Tek başıma allahın dağında kalmıştım telefonumda yanımda değildi ohh valla ne ala dünya şimdi bağırcamda boğazlarımı yırtcamda daha neler!! Keşke beyaz atlı bir prens gelip allahın dağından beni alsa keşke. Neyse yürürken falan işte küçük bir köy müdür kasabamıdır nedir o jer ne boksa onlardan bir tane gördüm ve koşa koşa oraya gittim. Benim geleceğimi biliyorlarmış gibi karşıladılar beni hele bir tane çocuk vardı valla istanbulda bile böylesi yohamına. Neyse çocuk beni yanına çekerek "hoşgeldin tuana bizde seni bekliyorduk gel sana kalacağın odayı göstereyim" dedi. Açıkcası ne yapacağımı bilmiyordum ama çocuk harbi çocuktu lan ben ne piç bir kızım ya :D :D
Lan olum sizde her boka inanıyonuz yaa şaka tabi lan böyle olmadı tam tersine biraz ilerledikten sonra bizim evdeydik eve girdiğimde annem büyük bir telaşla "doğukan diye biri varmış bu yaşta ne doğukanı" diye bağırdı amk başım dönmüştü olaylar bereden nereye gelmişti anlamamıştım ama anneme bağırarak karşılık verinde bana ergenler gibi trip atmaya başladı tamı tamına 3 hafta sürdü annemin tribi ama sonra ufak bir hediyeyle yeniden barıştık. Ufak dediğim hediye ise 355 tl'ydi annem için bunu yapmam büyük fedakarlıktı aslında.
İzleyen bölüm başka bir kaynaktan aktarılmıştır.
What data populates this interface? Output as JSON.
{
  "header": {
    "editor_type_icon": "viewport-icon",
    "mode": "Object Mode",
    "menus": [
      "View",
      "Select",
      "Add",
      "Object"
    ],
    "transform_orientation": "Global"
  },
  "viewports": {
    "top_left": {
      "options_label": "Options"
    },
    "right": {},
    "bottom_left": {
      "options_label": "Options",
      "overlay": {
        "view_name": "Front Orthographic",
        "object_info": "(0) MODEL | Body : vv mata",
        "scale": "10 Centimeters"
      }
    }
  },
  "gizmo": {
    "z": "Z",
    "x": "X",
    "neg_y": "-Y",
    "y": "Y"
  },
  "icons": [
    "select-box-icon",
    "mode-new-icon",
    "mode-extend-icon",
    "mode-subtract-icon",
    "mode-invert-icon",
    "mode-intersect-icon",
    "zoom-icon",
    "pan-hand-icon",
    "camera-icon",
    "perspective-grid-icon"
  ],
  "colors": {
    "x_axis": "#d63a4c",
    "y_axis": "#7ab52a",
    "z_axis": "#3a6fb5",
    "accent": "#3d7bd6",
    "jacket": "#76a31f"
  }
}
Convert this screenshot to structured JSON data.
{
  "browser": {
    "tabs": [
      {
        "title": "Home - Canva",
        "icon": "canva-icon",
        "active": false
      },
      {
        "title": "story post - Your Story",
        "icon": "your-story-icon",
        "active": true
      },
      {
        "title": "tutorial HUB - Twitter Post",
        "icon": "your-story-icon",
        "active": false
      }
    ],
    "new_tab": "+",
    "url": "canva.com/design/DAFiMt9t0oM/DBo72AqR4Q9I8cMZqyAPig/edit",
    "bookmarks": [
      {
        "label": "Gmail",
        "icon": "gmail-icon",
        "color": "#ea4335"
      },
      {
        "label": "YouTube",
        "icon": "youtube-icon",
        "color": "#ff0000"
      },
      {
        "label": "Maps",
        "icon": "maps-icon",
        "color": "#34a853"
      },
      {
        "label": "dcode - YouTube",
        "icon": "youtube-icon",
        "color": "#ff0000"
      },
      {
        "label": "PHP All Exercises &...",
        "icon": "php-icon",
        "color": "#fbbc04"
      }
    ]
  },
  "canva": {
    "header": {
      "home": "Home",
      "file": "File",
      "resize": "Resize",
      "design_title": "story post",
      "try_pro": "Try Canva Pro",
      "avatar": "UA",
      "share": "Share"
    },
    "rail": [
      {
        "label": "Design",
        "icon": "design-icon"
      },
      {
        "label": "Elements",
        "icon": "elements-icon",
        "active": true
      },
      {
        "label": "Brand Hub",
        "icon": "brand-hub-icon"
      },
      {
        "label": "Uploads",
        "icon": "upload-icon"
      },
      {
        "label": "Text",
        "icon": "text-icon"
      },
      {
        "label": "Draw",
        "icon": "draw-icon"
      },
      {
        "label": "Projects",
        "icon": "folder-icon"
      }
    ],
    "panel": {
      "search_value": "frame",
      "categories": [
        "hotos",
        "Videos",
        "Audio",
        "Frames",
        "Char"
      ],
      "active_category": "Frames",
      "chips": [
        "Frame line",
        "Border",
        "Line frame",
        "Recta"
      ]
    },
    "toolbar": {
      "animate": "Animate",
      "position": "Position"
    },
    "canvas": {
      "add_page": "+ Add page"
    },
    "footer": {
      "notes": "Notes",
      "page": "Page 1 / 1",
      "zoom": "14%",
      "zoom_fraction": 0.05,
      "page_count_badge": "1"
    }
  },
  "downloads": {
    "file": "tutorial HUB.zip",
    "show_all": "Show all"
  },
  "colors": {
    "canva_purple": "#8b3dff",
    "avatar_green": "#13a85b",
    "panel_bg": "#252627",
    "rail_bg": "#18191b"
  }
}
Akşam olduğunda ise odamdan çıkmamıştım acaba bunların hepsi ne olabilirdi diye düşünüyordum(3 hafta sonra ama bunlar). Meğersen bizim bu malların eşek şakasıymıs böyle eşek şakasının ben varyaaaaa.........
"Sonrada işte hayatıma normal bir kız okulumada normal bir öğrenci olarak devam ediyorum. Annemde bana normal bir anne olarak davranıyo.
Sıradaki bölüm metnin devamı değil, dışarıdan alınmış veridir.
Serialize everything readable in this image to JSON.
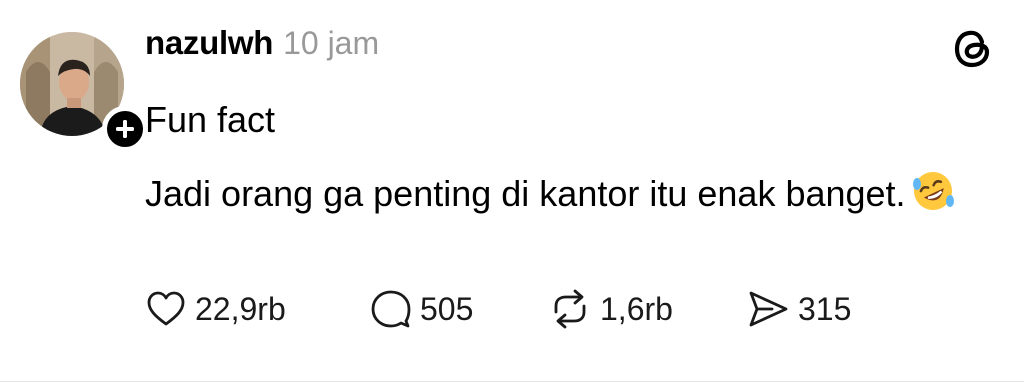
{
  "post": {
    "username": "nazulwh",
    "time": "10 jam",
    "text_line1": "Fun fact",
    "text_line2": "Jadi orang ga penting di kantor itu enak banget.",
    "emoji_icon": "rolling-on-floor-laughing-emoji"
  },
  "actions": {
    "likes": "22,9rb",
    "replies": "505",
    "reposts": "1,6rb",
    "shares": "315"
  },
  "icons": {
    "brand": "threads-logo-icon",
    "follow": "plus-icon",
    "like": "heart-icon",
    "reply": "comment-bubble-icon",
    "repost": "repost-icon",
    "share": "send-icon"
  },
  "colors": {
    "text": "#000000",
    "muted": "#999999",
    "emoji": "#FFC83D"
  }
}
Yani kısacası artık mutluyum bana karışan kimse yok kalbimi kıran kimse yok herşey yolunda gidiyo ama sanırım en iyi giden şeyde doğukanla barışıp yeniden baraber olmamızdı." yazıp bilgisayarı kapattım. Sabah olmuştu güneş doğmuştu kuşlar cıvıl cıvıl ötüp kulağımı sikiyorlardı . Tamda bu arada jüjü aradı açtığımda ise 'aşşağı in' diyerek telefonu suratıma kapattı. Bende heyecanlanıp hemen aşşağı indim bir arabayla gelmişti ve o araba doğukanın arabasıydı. Arabaya binip okula gittik. Neyse işte dersler falan derken gün bitmişti tamda rahatlayıp eve gidicem derken bizim bu ikinci doğukan seslendi"yanıma gel" diye içimden bir of çekip yanına ilerlediğimde ise elinde birdavetiye vardı ve adım yazıyordu alıp okuduğumda ise akşam yemeği planını öğrendim hemde çakma doğukanla başbaşa. Birnevi güzel birşeydi onla tüm akşamı geçirmek bir yandan ise korkuyordum ya ona tutulursan ya onu seversem diye?. Tüm bu endişelerim kaybolduğunda başımı kaldırıp "tamam"dedim oda büyük bir sevinçle olduğumuz yerden uzaklaşdı. Doğukan beni alacağında ne giysem diye düşünürken saat yaklaşmıştı doğukan neredeyse kapıdaydı. Hemen o kırmızı dekolteli elbisemi giyindim kırmızı ruj sürüp siyah topuklu ayakkabımı giyindim ve son olarak deri ceketimi üstüme alıp aşşağı indim. Doğukan ağaç olmuştur sanırım diye umarken daha gelmemişti bile. Geldiğinde ise arabaya binip onlara gittik. Yemeğimizi yedik film izledik sahilde dolaştık son olarak eve geri geldiğimizde pis sapık beni kötü şeylerine alet edicekti. Al işte doğukan çakması değilmi? Bizim gerçekse derslerde iç çamaşırıma bakmaya çalışıyordu. Allahım ben kimi kınadımda bunları verdin başıma.
Aslında o günden sonra hayatımı değiştirmeyi düşünüyordum ama nerde ben ve değişmek olum daha liseye geçerken bilerek sınıfta kalmıştım sırf yeni bir okula gitmim diye.